State Performance Variation

One of MGNREGA’s most instructive features is the enormous variation in programme quality across Indian states, which serves as a natural experiment on the determinants of effective social programme implementation. Tamil Nadu and Andhra Pradesh have consistently delivered MGNREGA at higher quality than the national average: payment delays are shorter, work quality is higher, and the proportion of women workers is above the national average. Kerala and Himachal Pradesh have also implemented the programme reasonably well. At the other end, Bihar, Jharkhand, and Uttar Pradesh have struggled with ghost workers, payment delays, and low work quality despite having large rural populations with high poverty rates where the programme’s need is most acute.
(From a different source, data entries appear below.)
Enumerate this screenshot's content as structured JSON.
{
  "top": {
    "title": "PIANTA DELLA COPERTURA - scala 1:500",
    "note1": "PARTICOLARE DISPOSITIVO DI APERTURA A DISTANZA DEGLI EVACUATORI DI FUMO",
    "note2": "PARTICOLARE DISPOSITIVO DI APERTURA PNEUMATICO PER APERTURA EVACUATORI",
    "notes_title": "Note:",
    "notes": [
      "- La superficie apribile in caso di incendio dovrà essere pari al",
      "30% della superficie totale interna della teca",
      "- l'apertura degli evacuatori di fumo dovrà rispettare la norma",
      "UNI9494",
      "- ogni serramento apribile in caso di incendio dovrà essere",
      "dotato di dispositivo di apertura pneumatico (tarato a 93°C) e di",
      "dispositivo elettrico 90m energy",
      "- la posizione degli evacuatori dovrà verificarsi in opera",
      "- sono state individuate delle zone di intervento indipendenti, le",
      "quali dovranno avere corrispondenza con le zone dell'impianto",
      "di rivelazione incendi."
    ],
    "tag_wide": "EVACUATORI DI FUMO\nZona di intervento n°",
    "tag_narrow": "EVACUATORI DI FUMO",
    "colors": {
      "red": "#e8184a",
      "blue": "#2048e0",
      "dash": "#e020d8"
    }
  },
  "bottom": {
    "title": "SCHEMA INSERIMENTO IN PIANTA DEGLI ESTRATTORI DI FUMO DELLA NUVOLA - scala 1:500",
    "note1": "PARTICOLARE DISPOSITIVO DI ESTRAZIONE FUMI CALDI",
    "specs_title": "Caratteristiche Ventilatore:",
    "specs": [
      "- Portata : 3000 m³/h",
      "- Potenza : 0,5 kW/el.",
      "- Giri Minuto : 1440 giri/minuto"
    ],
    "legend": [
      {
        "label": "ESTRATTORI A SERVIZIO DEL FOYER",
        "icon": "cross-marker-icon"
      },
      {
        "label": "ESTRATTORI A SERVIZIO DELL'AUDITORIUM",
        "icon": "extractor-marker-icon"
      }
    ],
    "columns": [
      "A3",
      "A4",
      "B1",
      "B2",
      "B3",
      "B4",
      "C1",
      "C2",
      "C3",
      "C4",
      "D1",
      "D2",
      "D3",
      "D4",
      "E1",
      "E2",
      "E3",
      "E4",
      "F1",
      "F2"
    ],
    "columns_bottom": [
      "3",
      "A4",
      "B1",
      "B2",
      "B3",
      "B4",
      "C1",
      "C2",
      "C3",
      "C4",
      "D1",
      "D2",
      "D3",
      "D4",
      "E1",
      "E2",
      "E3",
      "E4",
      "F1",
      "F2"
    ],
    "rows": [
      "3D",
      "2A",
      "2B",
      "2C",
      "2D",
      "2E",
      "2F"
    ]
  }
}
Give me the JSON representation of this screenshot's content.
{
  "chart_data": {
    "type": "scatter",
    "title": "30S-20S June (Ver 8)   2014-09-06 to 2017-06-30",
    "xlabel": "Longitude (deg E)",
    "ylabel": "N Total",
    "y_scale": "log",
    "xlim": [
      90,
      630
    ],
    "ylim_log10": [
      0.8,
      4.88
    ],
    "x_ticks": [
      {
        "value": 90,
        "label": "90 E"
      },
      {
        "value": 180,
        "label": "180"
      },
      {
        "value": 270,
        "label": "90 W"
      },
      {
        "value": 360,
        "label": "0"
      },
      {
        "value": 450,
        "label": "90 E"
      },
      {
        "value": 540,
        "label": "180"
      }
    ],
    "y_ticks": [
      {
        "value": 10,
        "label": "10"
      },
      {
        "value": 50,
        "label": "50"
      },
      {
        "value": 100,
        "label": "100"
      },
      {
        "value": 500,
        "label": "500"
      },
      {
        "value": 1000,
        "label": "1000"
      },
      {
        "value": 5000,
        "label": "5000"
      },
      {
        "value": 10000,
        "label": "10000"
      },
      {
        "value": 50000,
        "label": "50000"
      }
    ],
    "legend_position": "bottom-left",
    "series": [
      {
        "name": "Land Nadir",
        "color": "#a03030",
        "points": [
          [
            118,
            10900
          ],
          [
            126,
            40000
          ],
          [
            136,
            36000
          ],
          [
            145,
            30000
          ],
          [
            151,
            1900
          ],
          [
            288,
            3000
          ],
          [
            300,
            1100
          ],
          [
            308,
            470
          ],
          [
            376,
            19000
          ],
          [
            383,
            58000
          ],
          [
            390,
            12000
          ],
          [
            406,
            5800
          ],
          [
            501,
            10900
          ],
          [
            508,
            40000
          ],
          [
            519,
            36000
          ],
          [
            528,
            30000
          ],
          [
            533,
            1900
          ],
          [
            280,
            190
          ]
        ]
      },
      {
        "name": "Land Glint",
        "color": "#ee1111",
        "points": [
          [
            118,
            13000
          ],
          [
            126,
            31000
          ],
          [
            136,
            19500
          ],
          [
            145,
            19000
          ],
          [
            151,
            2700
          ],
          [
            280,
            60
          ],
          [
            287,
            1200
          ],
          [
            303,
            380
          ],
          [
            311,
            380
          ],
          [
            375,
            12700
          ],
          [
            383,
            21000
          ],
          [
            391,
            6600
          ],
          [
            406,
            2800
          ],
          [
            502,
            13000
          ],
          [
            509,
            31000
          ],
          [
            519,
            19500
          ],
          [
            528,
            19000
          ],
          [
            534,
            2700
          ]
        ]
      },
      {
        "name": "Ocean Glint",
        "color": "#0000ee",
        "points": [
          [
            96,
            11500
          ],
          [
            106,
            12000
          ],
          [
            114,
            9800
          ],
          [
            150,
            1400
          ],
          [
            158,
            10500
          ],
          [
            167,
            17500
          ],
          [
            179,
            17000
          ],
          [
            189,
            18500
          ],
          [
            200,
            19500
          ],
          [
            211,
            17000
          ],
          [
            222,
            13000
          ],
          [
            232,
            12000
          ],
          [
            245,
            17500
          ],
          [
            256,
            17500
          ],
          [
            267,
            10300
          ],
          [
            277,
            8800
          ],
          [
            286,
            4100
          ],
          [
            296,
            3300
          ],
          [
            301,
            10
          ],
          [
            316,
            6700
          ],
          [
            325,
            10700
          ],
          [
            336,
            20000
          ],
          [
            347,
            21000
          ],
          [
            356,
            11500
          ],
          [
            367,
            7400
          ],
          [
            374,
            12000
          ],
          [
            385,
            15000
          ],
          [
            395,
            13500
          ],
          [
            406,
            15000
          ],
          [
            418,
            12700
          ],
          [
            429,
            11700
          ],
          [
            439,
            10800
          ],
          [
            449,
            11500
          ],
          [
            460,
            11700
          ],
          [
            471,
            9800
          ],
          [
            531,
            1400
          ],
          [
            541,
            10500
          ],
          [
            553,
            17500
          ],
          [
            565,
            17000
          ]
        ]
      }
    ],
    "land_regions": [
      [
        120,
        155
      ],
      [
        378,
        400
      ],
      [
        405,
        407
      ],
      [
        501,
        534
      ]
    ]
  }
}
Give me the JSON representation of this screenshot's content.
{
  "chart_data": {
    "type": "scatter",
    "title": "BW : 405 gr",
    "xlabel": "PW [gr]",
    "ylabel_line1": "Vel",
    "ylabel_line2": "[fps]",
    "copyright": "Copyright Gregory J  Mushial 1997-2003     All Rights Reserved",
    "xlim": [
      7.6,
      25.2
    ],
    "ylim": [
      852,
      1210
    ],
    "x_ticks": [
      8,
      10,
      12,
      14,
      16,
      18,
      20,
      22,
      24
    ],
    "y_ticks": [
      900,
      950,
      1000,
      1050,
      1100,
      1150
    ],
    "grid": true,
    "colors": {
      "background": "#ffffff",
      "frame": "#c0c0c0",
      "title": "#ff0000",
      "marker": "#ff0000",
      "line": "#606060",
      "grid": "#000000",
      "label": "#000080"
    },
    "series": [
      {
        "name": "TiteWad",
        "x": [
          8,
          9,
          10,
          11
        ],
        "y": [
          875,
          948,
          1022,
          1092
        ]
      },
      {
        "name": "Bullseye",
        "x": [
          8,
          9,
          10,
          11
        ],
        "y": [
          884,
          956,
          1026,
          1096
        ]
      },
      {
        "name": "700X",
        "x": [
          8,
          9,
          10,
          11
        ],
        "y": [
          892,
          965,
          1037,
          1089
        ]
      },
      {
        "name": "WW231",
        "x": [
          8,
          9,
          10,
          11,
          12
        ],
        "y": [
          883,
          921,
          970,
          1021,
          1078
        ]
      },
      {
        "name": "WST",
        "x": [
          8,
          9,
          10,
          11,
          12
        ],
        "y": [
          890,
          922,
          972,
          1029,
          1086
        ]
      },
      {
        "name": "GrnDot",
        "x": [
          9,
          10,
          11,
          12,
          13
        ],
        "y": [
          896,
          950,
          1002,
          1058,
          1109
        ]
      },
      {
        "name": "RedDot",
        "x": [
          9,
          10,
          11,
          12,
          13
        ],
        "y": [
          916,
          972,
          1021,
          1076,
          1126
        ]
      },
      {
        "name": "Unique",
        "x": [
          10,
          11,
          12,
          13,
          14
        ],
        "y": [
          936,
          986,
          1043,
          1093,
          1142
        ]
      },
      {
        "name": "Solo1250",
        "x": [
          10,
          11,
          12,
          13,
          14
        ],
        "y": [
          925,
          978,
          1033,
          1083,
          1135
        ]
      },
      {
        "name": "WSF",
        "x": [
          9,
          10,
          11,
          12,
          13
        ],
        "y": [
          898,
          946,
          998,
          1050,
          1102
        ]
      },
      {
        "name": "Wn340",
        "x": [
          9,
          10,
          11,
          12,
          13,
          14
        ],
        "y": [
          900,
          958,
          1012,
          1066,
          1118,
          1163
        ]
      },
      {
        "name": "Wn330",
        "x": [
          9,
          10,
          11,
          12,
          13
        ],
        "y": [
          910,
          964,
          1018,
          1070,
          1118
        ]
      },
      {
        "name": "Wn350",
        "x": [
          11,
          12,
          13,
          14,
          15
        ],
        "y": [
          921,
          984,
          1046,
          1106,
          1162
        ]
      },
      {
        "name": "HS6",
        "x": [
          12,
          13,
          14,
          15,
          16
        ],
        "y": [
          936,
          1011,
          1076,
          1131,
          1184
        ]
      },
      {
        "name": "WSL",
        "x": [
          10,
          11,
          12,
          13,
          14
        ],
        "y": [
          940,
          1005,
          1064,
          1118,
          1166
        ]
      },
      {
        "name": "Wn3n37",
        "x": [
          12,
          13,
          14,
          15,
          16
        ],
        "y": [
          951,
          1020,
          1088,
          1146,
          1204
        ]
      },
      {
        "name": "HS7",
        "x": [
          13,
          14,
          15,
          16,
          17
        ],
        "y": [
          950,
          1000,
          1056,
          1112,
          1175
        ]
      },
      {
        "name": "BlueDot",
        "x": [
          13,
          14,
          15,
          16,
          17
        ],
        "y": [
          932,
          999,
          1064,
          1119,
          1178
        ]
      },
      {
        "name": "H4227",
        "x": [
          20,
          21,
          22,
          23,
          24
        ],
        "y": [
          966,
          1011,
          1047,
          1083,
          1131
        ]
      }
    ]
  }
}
The correlates of good MGNREGA implementation are instructive: state capacity for data management and digital systems, political will to pay workers rather than divert funds, strong gram panchayat capacity and autonomy, and active civil society monitoring. Tamil Nadu’s relatively good implementation reflects a long tradition of strong state government capacity in public works. The implication for policy is that the programme’s problems are not primarily design problems but implementation problems – and implementation quality depends on state governance capacity that varies enormously across India’s federal system. Improving MGNREGA outcomes therefore requires improving state-level administrative capacity as much as changing the programme’s national design. This state capacity variation also shapes the agricultural transformation discussed in our analysis of India’s youth unemployment and the rural-urban employment gap.

MGNREGA and Climate Adaptation

A less-discussed dimension of MGNREGA is its potential as a climate adaptation tool. Many of the works funded under the programme – water harvesting structures, check dams, drainage improvements, land levelling, afforestation – directly improve the capacity of rural communities to manage the impacts of irregular rainfall, flooding, and drought. In the context of increasing climate variability, MGNREGA works that improve local water management could have substantial adaptation value over and above their immediate employment creation function. Research by the International Labour Organization and by Indian agricultural economists has attempted to quantify these adaptation co-benefits, finding that well-implemented water harvesting works funded by MGNREGA have measurable effects on soil moisture retention and groundwater recharge.

The implication for programme design is that MGNREGA should be explicitly integrated into India’s climate adaptation planning rather than treated as a separate employment programme. The works prioritised under MGNREGA could be systematically directed toward high-value adaptation outcomes – water harvesting in drought-prone areas, flood protection in flood-prone areas, agroforestry in degraded lands – rather than being determined solely by local administrative preference and contractor availability. This integration has been attempted in some states and in some national programme modifications, but it has not been consistently implemented. The combination of employment guarantee, local infrastructure investment, and climate adaptation in a single programme represents a potentially powerful public investment framework for a country facing both rural poverty and increasing climate risk – but realising this combination requires better programme design, better technical guidance to gram panchayats, and more systematic monitoring of work quality and impact than currently exists.